School of Behavioral Sciences


Master of Science in Psychology (MS)


Brian Kelley


Animal, Emotions, Intervention, Positive, Attention


Psychology | Social and Behavioral Sciences


The purpose of this study is to determine if animal-assisted intervention, known as ATT, can improve a person's attention span and assist with a better emotional state. In this study, attention is being measured by a facial recognition attention task, and emotional state is being measured by a portion of the Watson and Clark (1994) Emotional State-Adult Protocol. Animals may not have words with which to communicate; however, they can, and do, respond to emotional distress when they have been correctly trained. There have been numerous studies in which this kind of therapy has successfully helped a client to improve in several ways. However, there has been little to no research on how it can affect attention and emotions. This study investigates the hypothesis that animal-assisted therapy and intervention can help people with their attention and emotional state. This study will explore if animal-assisted therapy and intervention can bring about better awareness and more positive emotions in individuals. The current hypothesis is that that, while scores will vary, in the participants who did not receive the intervention or had use of their phones, the post-intervention scores will be equal to or less than the pre-intervention scores, excluding the stress scores.
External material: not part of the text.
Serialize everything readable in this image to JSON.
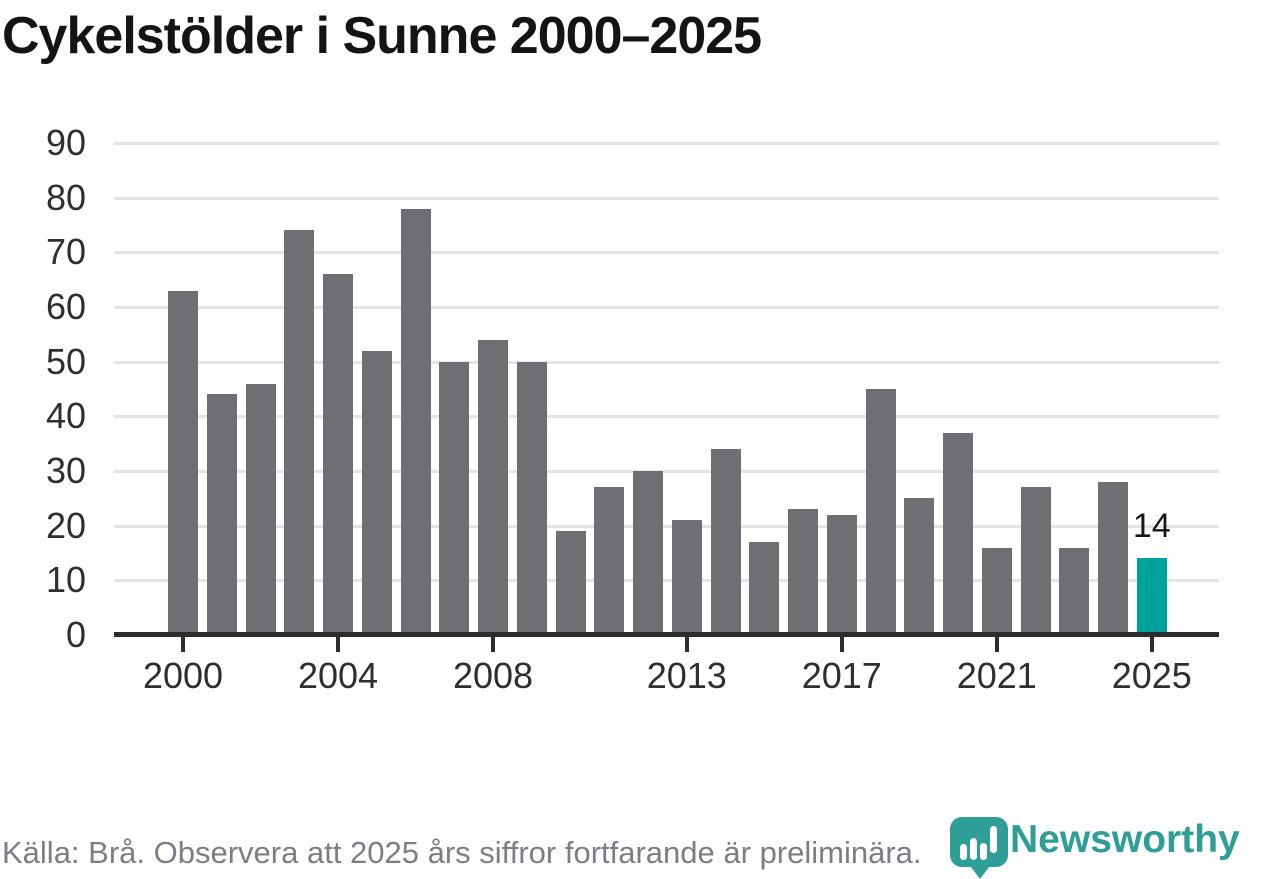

In the group where the participants were able to use their phone and received the intervention and the participants who received the intervention but were not allowed the use of their phones, the hypothesis is that the post-intervention scores will be higher than the pre-intervention scores, and the negative emotional scores will be lower or the same after the animal intervention, with the exclusion of the stress scores; meaning that while the stress scores will vary, they will be more unpredictable.